Hip-Hop wird von jeweils ein oder mehreren DJ's und MC’s gemacht. Der MC (Master of ceremony, vgl. Kap. 3.1.2) ist der Rapper, d. h. der Mann oder die Frau, die auf der Bühne die Texte und Melodien singen und meist auch die Show machen. Die Zahl der aktiven MC’s und DJ’s auf der Bühne kann stark variieren. Der DJ wiederum ist – sozusagen als "one man band" - für alles andere zustän­dig. Grundlage der Musik bilden dabei eine beliebige Anzahl von Tonträgern, die auf mindestens zwei Plattentellern ('turntables') ineinandergemischt werden und sowohl den Beat, den Sound, als auch die Struktur des Stückes vorgeben. Un­terstützend dabei werden auch computergestützte Drummachines[4] oder Sequen­zer eingesetzt, sodass der DJ sich z. B. mehr aufs 'scratching' konzentrieren und damit seine Virtuosität zur Schau stellen kann als nur den Rhythmus-background für die MC’s liefern zu müssen.

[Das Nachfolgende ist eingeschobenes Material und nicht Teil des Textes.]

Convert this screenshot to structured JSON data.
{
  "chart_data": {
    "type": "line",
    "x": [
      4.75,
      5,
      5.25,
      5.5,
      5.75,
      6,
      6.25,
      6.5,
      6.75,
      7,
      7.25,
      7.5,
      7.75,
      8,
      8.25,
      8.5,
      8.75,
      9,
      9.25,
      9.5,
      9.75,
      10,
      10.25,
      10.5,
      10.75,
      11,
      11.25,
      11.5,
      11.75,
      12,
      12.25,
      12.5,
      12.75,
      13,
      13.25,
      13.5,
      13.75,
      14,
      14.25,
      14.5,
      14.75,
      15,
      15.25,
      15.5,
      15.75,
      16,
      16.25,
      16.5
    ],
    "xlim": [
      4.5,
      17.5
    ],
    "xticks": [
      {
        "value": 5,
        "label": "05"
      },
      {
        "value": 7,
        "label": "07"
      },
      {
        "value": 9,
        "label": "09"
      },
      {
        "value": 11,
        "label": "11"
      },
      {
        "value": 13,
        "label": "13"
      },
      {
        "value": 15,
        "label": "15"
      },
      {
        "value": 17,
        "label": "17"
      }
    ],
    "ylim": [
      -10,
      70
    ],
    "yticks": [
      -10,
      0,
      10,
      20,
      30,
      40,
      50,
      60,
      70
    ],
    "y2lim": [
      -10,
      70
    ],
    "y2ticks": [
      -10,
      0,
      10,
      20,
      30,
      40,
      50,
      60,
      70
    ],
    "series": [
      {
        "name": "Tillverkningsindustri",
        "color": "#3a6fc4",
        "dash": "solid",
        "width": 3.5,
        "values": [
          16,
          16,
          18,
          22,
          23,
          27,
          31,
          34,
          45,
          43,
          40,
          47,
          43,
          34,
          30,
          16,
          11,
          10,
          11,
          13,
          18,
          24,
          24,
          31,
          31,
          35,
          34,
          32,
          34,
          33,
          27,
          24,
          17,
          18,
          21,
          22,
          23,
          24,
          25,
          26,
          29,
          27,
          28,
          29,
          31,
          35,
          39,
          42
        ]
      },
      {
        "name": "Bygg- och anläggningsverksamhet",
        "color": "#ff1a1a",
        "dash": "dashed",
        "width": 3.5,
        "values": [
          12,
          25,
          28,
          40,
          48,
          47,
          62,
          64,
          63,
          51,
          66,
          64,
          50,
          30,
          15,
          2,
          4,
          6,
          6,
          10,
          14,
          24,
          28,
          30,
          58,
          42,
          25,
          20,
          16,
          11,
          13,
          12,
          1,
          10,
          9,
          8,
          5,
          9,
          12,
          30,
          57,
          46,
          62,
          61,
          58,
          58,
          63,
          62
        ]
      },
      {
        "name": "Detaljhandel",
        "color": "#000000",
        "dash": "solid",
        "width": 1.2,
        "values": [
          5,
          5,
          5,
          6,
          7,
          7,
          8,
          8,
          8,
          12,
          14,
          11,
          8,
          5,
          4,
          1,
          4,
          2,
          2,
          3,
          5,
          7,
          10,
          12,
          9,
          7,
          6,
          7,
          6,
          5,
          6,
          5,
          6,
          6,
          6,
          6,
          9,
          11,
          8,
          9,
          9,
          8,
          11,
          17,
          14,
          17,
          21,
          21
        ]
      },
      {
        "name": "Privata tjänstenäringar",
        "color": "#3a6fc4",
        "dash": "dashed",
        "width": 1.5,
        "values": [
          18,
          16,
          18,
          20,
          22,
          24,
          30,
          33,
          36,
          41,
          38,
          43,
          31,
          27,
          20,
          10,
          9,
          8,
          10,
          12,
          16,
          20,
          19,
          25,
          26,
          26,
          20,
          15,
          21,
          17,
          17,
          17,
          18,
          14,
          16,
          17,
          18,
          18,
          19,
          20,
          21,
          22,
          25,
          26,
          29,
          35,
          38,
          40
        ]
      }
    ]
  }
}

Besonders charakteristisch für Hip-Hop-Musik ist zunächst der Rap, der Sprechgesang, der auf unterschiedlichste Art und Weise, aber immer betont rhythmisch vorgetragen wird und sich meist reimt. Rap kann hart oder sanft klin­gen, bezieht sich meist auf die Alltagssprache, den Slang, und hat im Laufe der Jahre viele eigene wiederkehrende Floskeln entstehen lassen (z. B. „Ya rock ya and ya don’t stop!“, „Wave your hands in the air and wave them like you just don’t care!“, „Clap your hands to the beat.“). Rap, zumindest der amerikanische, zeichnet sich durch eine gewisse Coolness aus, d. h. schwierige Textpassagen werden möglichst locker durchschritten, emotional herrschen Abgeklärtheit und Sarkasmus vor. Entstanden ist der Rap im engeren Sinne, indem die DJ’s über den 'Breakbeats' angefangen haben, dem Publikum kurze Sequenzen aus ihrem Alltag zu erzählen. Als 'Breakbeats' werden die Passagen bezeichnet, die entste­hen, wenn die DJ’s rhythmisch eingängige Instrumentalteile aus einem Stück durch Überblendung mit einem zweiten Exemplar der gleichen Platte verlängern (vgl. Kap. 3.1.2). Um besonders geeignete Stellen im Stück nochmal spielen zu können entwickelten die DJ’s das 'backspinning' aus dem das 'scratchen' ent­stand. Während mit 'backspinning' das kurze einmalige Zurückziehen der Platte zur Wiederholun einer gewünschten Stelle gemeint ist, macht sich das 'scratchen' das gerade beim Zurückziehen entstehende Geräusch zur rhythmischen Unter­mahlung bzw. Verstärkung des Rhythmus zu Nutze. Der DJ übernimmt damit im Prinzip die Funktion eines Schlagzeugers. "Könnte doch mal ein 'konventioneller' Musiker einen Typen wie Jazzy Jeff am Mischpult sehen, ihm würde klar werden, daß er ein richtiger Musiker ist. [...] Man muß verstehen, daß ein scratchender DJ wie ein richtiger Schlagzeuger ist. Die DJ’s [...] spielen mit den Mischpulten wie andere mit einer Gitarre. Diese Typen sind in der Lage, einen Klang zu verän­dern und neue zu schaffen. [...]" (Dufrense 1997, S. 27).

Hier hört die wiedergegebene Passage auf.